Muhammad travaille douze heures par jour avec seulement une demi-heure de pause. Le travail est tellement astreignant qu’il s’est mis à prendre, comme beaucoup d’autres ouvriers des tunnels, de l’antalgique Tramadol. Mais il dit que c’est rapidement devenu une addiction.

« J’ai cessé de manger. J’ai cessé de boire » dit-il. « Tout ce que je voulais, c’était prendre mon Tramadol et bosser comme un âne. Mais après un moment ça n’agissait plus et j’ai augmenté la dose. Alors un jour je me suis évanoui dans le tunnel. Je portais un grand sac de farine. J’ai eu une attaque, j’ai perdu conscience. Alors j’ai décidé d’arrêter ».

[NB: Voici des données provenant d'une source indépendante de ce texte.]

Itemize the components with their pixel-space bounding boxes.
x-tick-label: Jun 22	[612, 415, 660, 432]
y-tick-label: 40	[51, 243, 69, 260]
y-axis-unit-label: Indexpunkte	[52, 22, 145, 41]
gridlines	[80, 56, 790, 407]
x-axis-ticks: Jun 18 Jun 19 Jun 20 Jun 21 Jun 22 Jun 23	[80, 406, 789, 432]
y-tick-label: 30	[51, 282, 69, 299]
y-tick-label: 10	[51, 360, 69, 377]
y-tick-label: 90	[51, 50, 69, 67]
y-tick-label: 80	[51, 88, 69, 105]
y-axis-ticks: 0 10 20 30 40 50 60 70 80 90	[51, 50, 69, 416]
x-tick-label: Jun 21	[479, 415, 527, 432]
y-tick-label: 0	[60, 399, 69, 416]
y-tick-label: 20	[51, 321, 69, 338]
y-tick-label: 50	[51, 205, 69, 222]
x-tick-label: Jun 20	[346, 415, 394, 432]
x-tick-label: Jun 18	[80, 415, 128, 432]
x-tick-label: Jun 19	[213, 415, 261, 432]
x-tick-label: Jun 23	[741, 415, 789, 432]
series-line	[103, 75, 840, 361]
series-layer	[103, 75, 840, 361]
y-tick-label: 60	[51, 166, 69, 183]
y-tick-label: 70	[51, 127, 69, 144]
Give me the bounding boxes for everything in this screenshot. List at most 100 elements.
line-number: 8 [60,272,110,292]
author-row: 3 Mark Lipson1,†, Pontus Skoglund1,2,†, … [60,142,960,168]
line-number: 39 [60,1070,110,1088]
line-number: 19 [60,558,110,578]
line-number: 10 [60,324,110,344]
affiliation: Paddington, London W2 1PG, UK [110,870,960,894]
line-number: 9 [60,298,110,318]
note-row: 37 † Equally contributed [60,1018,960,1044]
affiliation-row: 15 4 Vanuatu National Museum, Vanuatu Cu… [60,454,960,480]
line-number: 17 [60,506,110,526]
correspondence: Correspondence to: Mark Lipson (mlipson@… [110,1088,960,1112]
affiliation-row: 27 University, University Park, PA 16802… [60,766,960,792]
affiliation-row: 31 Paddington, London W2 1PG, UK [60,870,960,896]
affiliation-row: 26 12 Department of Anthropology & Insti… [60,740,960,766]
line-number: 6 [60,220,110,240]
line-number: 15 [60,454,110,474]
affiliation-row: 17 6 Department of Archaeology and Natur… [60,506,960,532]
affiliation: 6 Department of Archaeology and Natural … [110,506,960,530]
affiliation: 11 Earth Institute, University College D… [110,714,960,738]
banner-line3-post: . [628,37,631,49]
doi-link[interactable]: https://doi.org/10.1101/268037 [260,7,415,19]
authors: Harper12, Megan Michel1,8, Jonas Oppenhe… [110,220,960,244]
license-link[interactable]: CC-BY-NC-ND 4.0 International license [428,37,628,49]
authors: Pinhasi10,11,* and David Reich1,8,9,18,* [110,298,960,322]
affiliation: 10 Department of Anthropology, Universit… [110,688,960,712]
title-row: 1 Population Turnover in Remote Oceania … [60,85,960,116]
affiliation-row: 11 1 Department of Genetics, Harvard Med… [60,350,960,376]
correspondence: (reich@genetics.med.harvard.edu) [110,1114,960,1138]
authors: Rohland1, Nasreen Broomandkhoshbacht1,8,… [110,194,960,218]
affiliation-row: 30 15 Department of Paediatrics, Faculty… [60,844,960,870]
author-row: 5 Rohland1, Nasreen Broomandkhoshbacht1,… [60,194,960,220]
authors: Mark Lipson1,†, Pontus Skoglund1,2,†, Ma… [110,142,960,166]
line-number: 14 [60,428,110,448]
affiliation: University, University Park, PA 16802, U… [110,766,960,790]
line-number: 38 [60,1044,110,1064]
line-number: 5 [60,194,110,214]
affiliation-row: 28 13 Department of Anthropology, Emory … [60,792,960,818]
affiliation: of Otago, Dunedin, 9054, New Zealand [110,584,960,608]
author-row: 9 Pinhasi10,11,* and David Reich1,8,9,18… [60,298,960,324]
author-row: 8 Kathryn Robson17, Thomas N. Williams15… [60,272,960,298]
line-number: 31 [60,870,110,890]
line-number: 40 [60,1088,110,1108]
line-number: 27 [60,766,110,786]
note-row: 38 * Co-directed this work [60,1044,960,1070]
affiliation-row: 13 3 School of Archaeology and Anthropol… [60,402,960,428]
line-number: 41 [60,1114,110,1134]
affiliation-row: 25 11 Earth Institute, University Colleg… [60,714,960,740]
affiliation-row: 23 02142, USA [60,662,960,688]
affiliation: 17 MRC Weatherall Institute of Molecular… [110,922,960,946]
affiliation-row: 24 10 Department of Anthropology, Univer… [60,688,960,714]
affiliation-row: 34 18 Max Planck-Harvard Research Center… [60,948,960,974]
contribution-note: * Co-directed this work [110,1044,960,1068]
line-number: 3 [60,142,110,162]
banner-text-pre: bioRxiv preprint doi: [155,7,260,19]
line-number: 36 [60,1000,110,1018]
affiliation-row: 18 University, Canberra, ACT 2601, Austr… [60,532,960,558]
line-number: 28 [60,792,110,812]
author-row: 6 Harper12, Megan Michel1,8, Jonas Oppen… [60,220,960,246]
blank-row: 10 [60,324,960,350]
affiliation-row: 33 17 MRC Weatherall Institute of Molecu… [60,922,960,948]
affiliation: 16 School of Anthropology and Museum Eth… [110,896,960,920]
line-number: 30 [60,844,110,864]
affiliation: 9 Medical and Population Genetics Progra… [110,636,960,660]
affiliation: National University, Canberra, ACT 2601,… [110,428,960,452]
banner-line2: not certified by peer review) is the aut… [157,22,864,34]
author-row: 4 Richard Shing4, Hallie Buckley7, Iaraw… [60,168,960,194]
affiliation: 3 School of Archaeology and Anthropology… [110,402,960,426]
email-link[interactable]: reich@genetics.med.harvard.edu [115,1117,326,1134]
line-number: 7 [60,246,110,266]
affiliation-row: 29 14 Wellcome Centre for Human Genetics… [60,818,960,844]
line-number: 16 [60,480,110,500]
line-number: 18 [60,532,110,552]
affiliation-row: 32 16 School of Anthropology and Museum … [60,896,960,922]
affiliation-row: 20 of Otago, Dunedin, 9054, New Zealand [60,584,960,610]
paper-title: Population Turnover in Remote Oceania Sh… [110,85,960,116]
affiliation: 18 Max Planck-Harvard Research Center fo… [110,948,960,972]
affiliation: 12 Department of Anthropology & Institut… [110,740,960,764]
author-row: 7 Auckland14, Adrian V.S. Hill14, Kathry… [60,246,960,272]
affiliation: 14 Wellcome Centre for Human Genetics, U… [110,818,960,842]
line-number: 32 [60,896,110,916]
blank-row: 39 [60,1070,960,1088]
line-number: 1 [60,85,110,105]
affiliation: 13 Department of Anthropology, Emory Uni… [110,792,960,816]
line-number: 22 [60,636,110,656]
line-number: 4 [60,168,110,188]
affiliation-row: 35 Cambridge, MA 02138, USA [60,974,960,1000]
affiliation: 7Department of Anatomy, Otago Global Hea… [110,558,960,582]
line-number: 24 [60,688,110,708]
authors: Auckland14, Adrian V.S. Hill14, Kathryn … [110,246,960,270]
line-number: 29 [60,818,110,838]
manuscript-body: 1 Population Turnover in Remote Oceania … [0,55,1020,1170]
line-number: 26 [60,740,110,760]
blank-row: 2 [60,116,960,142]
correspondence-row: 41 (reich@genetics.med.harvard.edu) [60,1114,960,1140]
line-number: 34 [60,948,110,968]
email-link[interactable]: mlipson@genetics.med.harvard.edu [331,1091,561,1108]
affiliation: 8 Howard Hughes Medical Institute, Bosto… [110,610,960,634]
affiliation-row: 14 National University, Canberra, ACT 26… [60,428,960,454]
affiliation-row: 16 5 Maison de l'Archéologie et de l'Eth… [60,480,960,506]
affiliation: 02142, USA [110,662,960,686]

Muhammad dit que pendant les deux mois suivants il n’a pratiquement pas dormi ni parlé à qui que ce soit. Il dit qu’il a même tenté de s’étrangler. Maintenant il se dit guéri mais il préférerait faire n’importe quel autre travail. Il espère que la promesse faite dans l’accord de cessez-le-feu du mois dernier – rouvrir les passages et faciliter la liberté de mouvement – sera tenue.

Ce n’est toujours pas le cas aujourd’hui. Mais le cessez-le-feu a au moins rapporté un petit bénéfice à Majdouline. Auparavant Israël – qui disait craindre les trafics d’armes – n’autorisait pas les bateaux de pêche à dépasser 2 miles (5,5 km) de la côte. A présent, la limite a été étendue à 6 miles(11 km) selon son bon vouloir,alors que pour la loi maritime internationale Gaza a accès à 22 miles nautiques.

Cela n’impressionne guère Majdouline : « Quand ils nous ont donné 5 km de plus, les prises ont été meilleures. Mais dans une ou deux semaines, tout le poisson sera pris. Le gros des poissons se trouvent au-delà de la nouvelle limite.

Dans sa maison familiale en moellons au camp de réfugiés de Jabalya, elle se préoccupe des réparations que nécessite le toit en amiante qui a été endommagé par les ondes de choc des attaques de missiles israéliens le mois dernier.

«  Il y a eu beaucoup d’attaques par ici » dit-elle.

Comme Muhammad, elle est née en 1994,  une année après les Accords de paix d’Oslo entre Israël et les Palestiniens en 1993.

Mais la paix lui semble plus éloignée qu’elle ne l’était pour la génération de son père.

« Tout ce que je sais c’est que nous sommes nés en guerre, que nous vivons en guerre et que nous mourrons en guerre » dit-elle.

Muhammad n’est guère plus optimiste. « J’espère que les tunnels fermeront » dit-il. « Et qu’il y aura des emplois, pour que nous puissions quitter ce genre de boulot. Mais comme vous le voyez, rien n’a changé.Ce n’est pas encore gagné ».